The main thrust in the arguments against begpackers is that in many cases the locals who donate money to begpackers may be poorer than the tourists themselves. This is something clearly understood by many other backpackers who distance themselves from begpackers. “I personally think this is quite ignorant,” said Lisa Berghman (29) a backpacker from Belgium, travelling across Sri Lanka with her husband. “You have to think of the locals, the vendors and also what kind of country you are going to.”

Begpacking, Scamming—Or Both? 

While begpackers may try to legitimise their appeal for funds in the form of some enterprise, another increasingly popular form racketeering is scamming with stories of distress, lost wallets, and passports. 

“I was walking near Park Street on the way to Odel, when this foreigner came and spoke to me. He was Australian—I could tell from the accent—and he asked me for directions to Pettah. He looked quite troubled,” Mihindu* (25) told Roar Media about his experience with a begpacker in the heart of Colombo, about a year ago. 

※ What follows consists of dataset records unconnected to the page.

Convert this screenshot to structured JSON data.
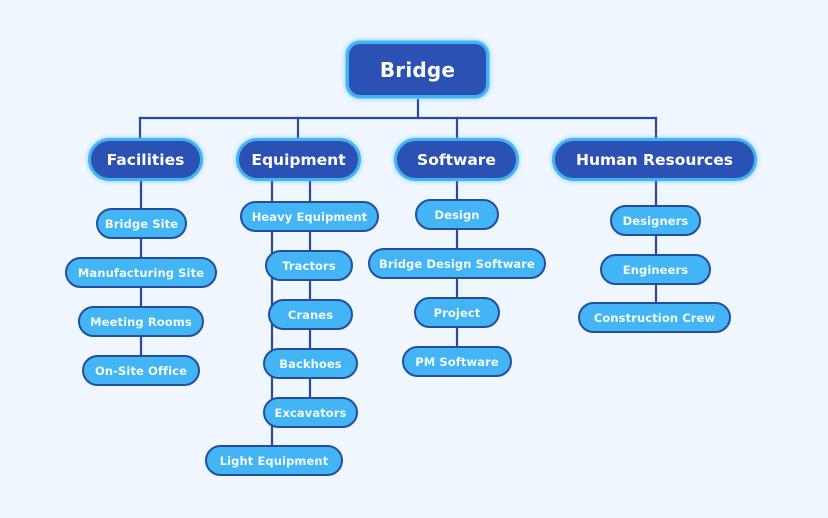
{
  "diagram": {
    "type": "hierarchy",
    "colors": {
      "background": "#eff6fe",
      "root_fill": "#2a51b3",
      "category_fill": "#2a51b3",
      "category_border": "#41b2f2",
      "leaf_fill": "#43b4f4",
      "leaf_border": "#254e9e",
      "connector": "#2a4a9a",
      "text": "#ffffff"
    },
    "root": {
      "label": "Bridge"
    },
    "categories": [
      {
        "label": "Facilities",
        "children": [
          {
            "label": "Bridge Site"
          },
          {
            "label": "Manufacturing Site"
          },
          {
            "label": "Meeting Rooms"
          },
          {
            "label": "On-Site Office"
          }
        ]
      },
      {
        "label": "Equipment",
        "children": [
          {
            "label": "Heavy Equipment",
            "children": [
              {
                "label": "Tractors"
              },
              {
                "label": "Cranes"
              },
              {
                "label": "Backhoes"
              },
              {
                "label": "Excavators"
              }
            ]
          },
          {
            "label": "Light Equipment"
          }
        ]
      },
      {
        "label": "Software",
        "children": [
          {
            "label": "Design",
            "children": [
              {
                "label": "Bridge Design Software"
              }
            ]
          },
          {
            "label": "Project",
            "children": [
              {
                "label": "PM Software"
              }
            ]
          }
        ]
      },
      {
        "label": "Human Resources",
        "children": [
          {
            "label": "Designers"
          },
          {
            "label": "Engineers"
          },
          {
            "label": "Construction Crew"
          }
        ]
      }
    ]
  }
}
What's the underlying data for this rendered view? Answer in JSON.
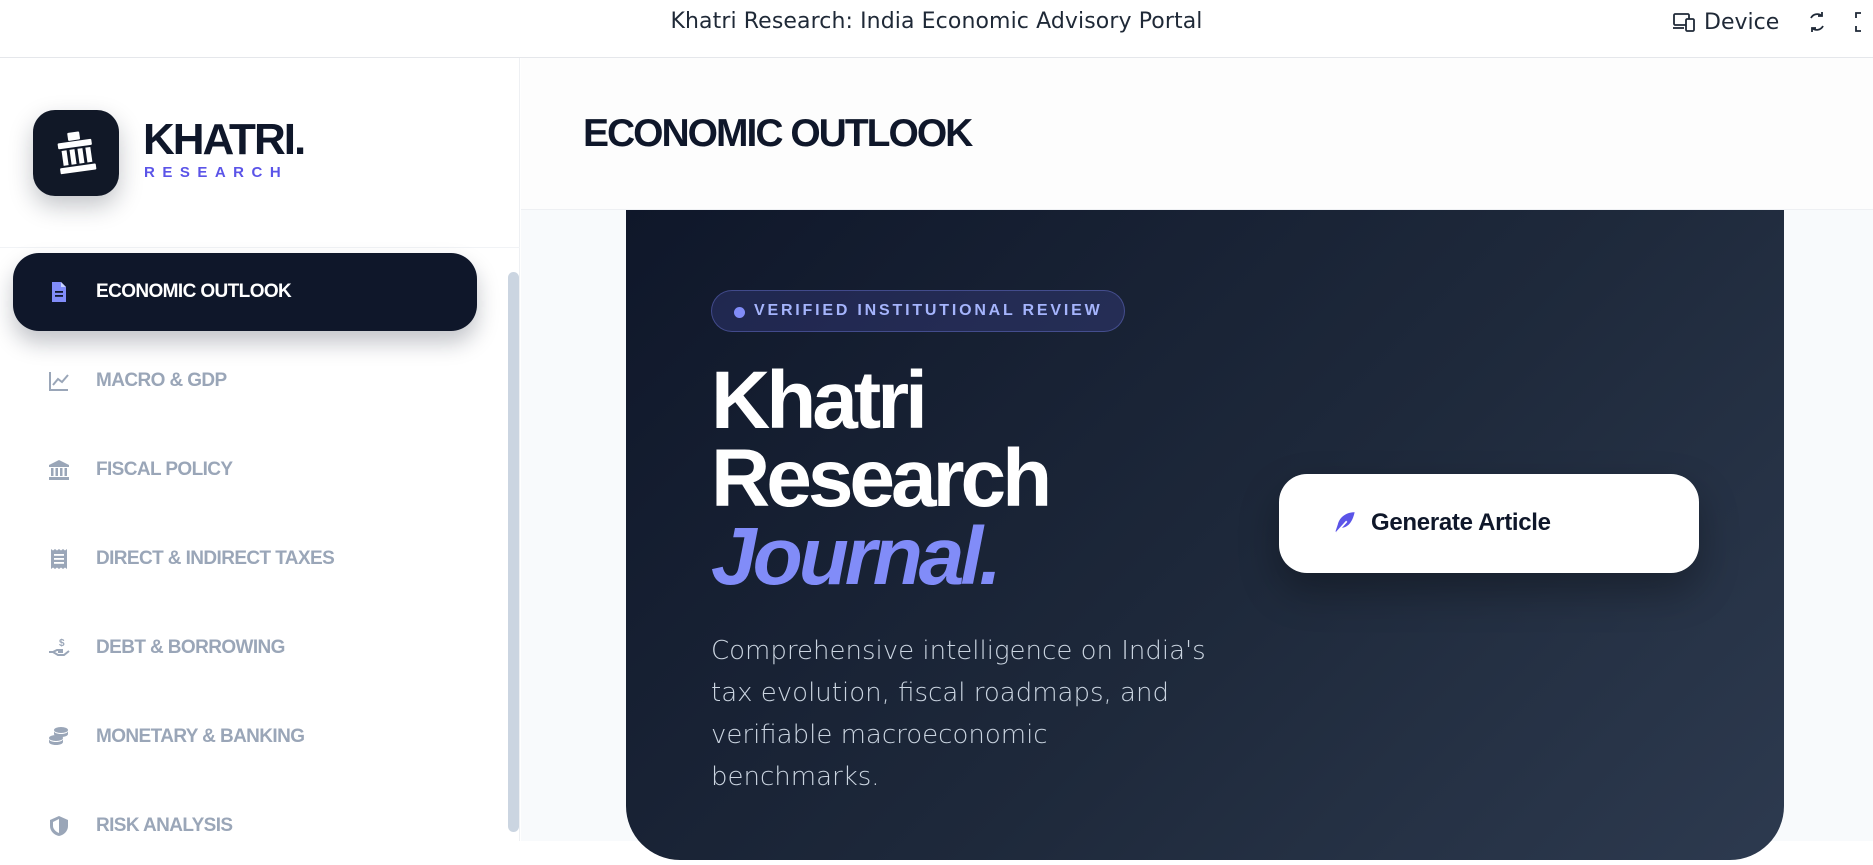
{
  "window": {
    "title": "Khatri Research: India Economic Advisory Portal",
    "device_label": "Device"
  },
  "brand": {
    "name": "KHATRI.",
    "subtitle": "RESEARCH"
  },
  "sidebar": {
    "items": [
      {
        "label": "ECONOMIC OUTLOOK",
        "icon": "document-icon",
        "active": true
      },
      {
        "label": "MACRO & GDP",
        "icon": "line-chart-icon",
        "active": false
      },
      {
        "label": "FISCAL POLICY",
        "icon": "bank-icon",
        "active": false
      },
      {
        "label": "DIRECT & INDIRECT TAXES",
        "icon": "receipt-icon",
        "active": false
      },
      {
        "label": "DEBT & BORROWING",
        "icon": "hand-dollar-icon",
        "active": false
      },
      {
        "label": "MONETARY & BANKING",
        "icon": "coins-icon",
        "active": false
      },
      {
        "label": "RISK ANALYSIS",
        "icon": "shield-icon",
        "active": false
      }
    ]
  },
  "main": {
    "page_title": "ECONOMIC OUTLOOK",
    "hero": {
      "badge": "VERIFIED INSTITUTIONAL REVIEW",
      "title_line1": "Khatri",
      "title_line2": "Research",
      "title_accent": "Journal.",
      "description": "Comprehensive intelligence on India's tax evolution, fiscal roadmaps, and verifiable macroeconomic benchmarks.",
      "button_label": "Generate Article"
    }
  },
  "colors": {
    "accent": "#818cf8",
    "brand_purple": "#5b54e8",
    "dark": "#0f172a",
    "muted": "#9aa6b8"
  }
}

Begpackers even offer free hugs in exchange for money to fund their travel. This image is from the shopping district of Kuala Lumpur.
Photo Credits: Instagram/elquiqueleon

“Then he started telling me about how he had not been able to get back to his hostel last night, how he had to sleep on a bench, and how he was having a really tough time. He asked me if I could lend him Rs. 4,000, and said that he would pay me back. I didn’t expect he would, and so I gave him Rs. 200, enough to take a trishaw to Pettah.” 

Sharmila* (27) was approached by a tourist a few months ago, who told her his pregnant wife had fallen down the stairs and that he was having trouble with his hospital bills. “I thought, this is probably a scam, but what if his wife is really injured? On the off-chance that that is true, I thought I’ll give him money,” she said. 


Even as most people react with outrage and anger to these incidents of begpacking or scamming of locals, there are those that suggest we be not so quick to judge, pointing out that these tourists may indeed be in trouble and be seeking help. 

However, the illegality of their enterprise, as well as the fact that any traveller in true distress or in dire need of help can always reach out to the embassies of their own countries rather than appeal to the kindness of possibly less-affluent locals has been repeatedly pointed out. 

Many countries are now reacting strongly to these new tactics: Hong Kong has implemented new laws against street performers, Thailand now requires tourists to show proof of travel and Indonesia sends begpackers straight to their respective embassies.

But Sri Lanka is yet to effectively counter this malaise. “In Sri Lanka, begging or working while on a tourist visa is illegal, but policing this can be quite difficult,” Udana Wickramasinghe, Director Research & International Relations at the Sri Lanka Tourism Development Authority (SLTDA) told Roar Media

A begpacker sells postcards at the Bangkok Mass Transit System (BTS).
Photo Credits: Facebook/Begpackers in Asia

The countries and their locals are frustrated with the blatant exploitation and financial drain on the country. “When a tourist goes to another country there is a cost that has to be borne by the host country, and this trend [begpacking] can impact the country negatively,” Wickramasinghe said.

In 2018, tourism was the third-largest foreign exchange earner for Sri Lanka. Tourist receipts—revenue earned by a country from inbound tourism—grew by 19 percent from 2017 to Rs. 711, 961 million. And, of the total revenue collected by public institutions in 2018, the top contributors were fees at Sri Lanka’s cultural triangle, embarkation taxes, and wildlife parks. 

But according to Wikcramasinghe, the trend of begpacking can attract the wrong kind of traveller. The country’s focus, in terms of tourism, is on persons who will have a high yield and begpackers do not fall into this category. “Any country will consider this,” he said, in perhaps an indication of more stringent policies to follow.